Will Kevin Warsh Rebalance the Fed?

At the start of my career, the Federal Reserve was content to operate in the shadows. Today, by contrast, the Fed is a much more public entity. And so the fact that the derby to become the next Chairman played out so vividly in the media was not surprising. The selection of Kevin Warsh ends one chapter of suspense, but opens others.

Warsh is hardly an unconventional choice. He spent five years on the Fed’s Board of Governors, serving as a critical liaison with Wall Street during the 2008 financial crisis. He was a staunch inflation hawk during that interval, and his statements since do not suggest any wavering in his commitment to price stability.

Despite being a known quantity, Warsh will have to engender confidence from a broad range of communities. The U.S. Senate will be first among them; confirmation hearings will be colored by the investigation of current Fed Chair Jerome Powell.
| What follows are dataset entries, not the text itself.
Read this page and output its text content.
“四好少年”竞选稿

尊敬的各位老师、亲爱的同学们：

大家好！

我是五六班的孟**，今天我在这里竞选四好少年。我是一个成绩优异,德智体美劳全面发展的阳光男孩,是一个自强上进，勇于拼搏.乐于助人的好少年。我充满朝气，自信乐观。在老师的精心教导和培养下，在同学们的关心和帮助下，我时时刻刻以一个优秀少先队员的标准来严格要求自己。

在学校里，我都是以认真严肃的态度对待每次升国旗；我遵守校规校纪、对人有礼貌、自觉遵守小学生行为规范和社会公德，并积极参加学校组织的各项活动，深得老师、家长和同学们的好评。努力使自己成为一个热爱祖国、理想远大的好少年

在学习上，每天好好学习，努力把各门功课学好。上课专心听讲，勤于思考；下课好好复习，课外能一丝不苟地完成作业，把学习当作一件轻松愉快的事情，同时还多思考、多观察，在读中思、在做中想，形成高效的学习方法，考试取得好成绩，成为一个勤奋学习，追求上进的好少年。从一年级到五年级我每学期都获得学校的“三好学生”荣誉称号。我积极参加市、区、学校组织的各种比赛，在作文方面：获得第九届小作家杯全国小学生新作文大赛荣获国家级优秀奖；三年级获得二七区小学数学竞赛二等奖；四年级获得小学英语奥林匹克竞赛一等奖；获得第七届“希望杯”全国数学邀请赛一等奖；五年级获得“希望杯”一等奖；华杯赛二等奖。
Legislators, not to mention the financial markets, will be anxious for a pledge of allegiance to Fed independence.

If and when he is seated, Warsh will have to find common ground with leaders and staff at the Board of Governors. He has criticized Fed “groupthink” and overreliance on models developed by what he has derisively referred to as “the economics guild.” Last July, he observed that “What we need is regime change at the Fed, and that’s not just about the chairman, it’s about a range of people…It’s about breaking some heads.”

chart-1-1999-vs-2005

The Fed’s recent forecasting record is not something to be proud of. (In that, they have lots of company.) But the utility of macroeconomic models is not confined to point accuracy. They provide some structure to think about economic dynamics; because monetary policy works with a lag, central banks need tools that will help them anticipate how inflation will evolve. Models can always use improvement, but doing away with them is not an option.